问题
Is there a pandorable way to get only the index in dataframe slicing? In other words, is there a better way to write the following code:
df.loc[df['A'] >5].index
Thanks!
回答1:
Yes, better is filter only index values, not all DataFrame and then select index:
#filter index
df.index[df['A'] >5]
#filter DataFrame
df[df['A'] >5].index
Difference is in performance too:
np.random.seed(1245)
df = pd.DataFrame({'A':np.random.randint(10, size=1000)})
print (df)
In [40]: %timeit df.index[df['A'] >5]
208 µs ± 11.8 µs per loop (mean ± std. dev. of 7 runs, 1000 loops each)

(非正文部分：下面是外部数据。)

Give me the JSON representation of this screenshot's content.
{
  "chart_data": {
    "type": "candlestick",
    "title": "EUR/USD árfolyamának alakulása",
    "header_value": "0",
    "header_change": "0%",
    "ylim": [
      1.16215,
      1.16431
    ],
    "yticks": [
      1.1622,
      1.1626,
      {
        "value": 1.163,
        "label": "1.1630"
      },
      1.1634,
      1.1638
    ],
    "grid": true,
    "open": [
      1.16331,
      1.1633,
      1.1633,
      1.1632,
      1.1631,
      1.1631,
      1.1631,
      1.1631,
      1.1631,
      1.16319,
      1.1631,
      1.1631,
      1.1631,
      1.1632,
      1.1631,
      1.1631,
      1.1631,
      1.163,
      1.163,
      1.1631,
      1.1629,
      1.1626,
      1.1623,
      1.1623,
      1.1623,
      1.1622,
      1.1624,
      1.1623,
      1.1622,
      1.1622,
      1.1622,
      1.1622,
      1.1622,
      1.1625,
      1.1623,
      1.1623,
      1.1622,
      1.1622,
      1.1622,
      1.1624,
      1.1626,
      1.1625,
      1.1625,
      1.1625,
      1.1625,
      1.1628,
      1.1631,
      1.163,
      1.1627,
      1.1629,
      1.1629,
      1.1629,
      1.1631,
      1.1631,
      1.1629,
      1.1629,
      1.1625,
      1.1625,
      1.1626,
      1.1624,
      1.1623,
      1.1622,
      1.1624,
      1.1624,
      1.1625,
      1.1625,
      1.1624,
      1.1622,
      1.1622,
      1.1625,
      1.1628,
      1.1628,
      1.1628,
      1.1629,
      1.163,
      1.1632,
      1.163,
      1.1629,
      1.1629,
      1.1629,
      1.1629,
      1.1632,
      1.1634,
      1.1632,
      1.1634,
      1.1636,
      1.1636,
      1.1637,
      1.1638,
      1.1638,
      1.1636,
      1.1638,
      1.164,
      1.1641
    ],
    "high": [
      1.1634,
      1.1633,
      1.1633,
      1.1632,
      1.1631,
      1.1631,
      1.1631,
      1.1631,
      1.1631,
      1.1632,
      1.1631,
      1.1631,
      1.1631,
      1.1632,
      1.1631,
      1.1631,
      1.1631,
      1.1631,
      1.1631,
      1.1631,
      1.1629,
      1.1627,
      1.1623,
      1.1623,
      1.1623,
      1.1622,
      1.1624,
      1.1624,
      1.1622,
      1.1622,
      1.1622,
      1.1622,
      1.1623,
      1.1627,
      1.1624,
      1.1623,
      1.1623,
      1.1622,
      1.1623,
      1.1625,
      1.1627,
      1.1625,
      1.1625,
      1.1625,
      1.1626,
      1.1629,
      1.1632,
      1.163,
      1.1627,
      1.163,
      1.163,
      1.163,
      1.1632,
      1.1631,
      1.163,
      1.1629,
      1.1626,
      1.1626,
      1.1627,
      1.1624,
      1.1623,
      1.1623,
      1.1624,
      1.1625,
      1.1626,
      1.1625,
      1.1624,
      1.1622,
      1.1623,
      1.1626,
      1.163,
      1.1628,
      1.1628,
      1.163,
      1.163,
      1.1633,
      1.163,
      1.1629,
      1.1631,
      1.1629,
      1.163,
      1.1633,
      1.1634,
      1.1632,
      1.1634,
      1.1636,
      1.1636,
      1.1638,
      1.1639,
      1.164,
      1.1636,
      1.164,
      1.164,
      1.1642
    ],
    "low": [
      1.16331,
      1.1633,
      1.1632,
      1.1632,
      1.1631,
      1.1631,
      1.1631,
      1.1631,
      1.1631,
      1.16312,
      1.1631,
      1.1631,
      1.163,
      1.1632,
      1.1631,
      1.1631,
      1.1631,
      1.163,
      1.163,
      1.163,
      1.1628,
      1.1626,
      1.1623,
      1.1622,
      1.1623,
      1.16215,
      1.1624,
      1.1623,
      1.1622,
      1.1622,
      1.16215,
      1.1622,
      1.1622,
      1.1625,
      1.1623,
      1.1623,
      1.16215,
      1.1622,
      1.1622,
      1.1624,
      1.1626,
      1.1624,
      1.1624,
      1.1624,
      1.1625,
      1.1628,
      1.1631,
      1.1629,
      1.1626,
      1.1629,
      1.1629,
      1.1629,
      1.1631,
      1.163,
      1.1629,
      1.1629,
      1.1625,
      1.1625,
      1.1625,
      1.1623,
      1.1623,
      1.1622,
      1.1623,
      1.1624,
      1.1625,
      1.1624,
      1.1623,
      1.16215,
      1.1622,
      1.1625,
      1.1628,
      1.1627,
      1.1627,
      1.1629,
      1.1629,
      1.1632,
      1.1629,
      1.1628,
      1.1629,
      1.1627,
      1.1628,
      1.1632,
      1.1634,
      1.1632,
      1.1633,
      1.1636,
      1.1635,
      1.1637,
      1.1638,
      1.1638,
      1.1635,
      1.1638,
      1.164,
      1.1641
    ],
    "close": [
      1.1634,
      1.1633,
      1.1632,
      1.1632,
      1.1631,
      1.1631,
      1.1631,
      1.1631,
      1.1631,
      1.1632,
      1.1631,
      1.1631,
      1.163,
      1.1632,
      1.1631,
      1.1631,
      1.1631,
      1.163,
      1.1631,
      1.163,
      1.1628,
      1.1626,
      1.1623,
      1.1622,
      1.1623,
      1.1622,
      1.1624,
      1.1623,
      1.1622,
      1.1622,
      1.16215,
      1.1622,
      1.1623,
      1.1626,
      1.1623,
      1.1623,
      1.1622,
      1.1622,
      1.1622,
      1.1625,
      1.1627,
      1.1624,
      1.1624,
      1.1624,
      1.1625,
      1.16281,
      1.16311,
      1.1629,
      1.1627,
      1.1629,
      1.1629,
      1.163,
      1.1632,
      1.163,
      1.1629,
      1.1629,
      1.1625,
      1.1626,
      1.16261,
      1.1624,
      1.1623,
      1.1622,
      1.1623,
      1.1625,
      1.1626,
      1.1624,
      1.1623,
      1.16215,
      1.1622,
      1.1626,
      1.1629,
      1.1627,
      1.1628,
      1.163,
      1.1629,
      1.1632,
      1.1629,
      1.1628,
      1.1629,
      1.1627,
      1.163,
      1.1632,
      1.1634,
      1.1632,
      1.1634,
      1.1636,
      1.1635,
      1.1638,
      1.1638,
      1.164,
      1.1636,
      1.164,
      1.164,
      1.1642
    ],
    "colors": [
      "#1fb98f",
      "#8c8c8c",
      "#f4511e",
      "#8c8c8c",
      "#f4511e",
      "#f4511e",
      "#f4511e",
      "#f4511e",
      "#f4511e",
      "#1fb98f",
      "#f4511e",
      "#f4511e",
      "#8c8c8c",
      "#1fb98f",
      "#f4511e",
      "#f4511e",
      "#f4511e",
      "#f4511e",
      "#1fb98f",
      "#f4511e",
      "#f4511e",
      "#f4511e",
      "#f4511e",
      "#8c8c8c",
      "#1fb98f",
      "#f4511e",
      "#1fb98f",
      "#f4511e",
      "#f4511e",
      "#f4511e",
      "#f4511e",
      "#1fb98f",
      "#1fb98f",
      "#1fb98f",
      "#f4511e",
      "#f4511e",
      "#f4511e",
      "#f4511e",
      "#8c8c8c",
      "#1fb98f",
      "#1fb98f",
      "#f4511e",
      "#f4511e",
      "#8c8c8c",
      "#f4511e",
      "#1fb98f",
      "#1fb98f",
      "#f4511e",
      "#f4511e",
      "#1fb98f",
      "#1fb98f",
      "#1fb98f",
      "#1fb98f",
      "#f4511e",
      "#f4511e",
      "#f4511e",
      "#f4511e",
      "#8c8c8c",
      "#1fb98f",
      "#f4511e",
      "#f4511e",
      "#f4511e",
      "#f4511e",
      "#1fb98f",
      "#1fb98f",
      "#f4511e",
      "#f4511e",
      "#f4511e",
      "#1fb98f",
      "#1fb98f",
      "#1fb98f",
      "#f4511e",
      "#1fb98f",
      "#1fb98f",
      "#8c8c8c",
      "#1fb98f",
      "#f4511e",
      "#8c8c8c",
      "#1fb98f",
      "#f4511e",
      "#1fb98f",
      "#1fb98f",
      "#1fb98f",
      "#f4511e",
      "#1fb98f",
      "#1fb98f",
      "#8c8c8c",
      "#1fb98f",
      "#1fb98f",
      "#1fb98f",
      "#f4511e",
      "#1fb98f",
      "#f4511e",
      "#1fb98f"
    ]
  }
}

In [41]: %timeit df[df['A'] >5].index
428 µs ± 6.42 µs per loop (mean ± std. dev. of 7 runs, 1000 loops each)
In [42]: %timeit df.loc[df['A'] >5].index
466 µs ± 40.1 µs per loop (mean ± std. dev. of 7 runs, 1000 loops each)
If performance is important use numpy - convert values of index and column by values to numpy array:
In [43]: %timeit df.index.values[df['A'] >5]
157 µs ± 8.71 µs per loop (mean ± std. dev. of 7 runs, 10000 loops each)
In [44]: %timeit df.index.values[df['A'].values >5]
8.91 µs ± 196 ns per loop (mean ± std. dev. of 7 runs, 100000 loops each)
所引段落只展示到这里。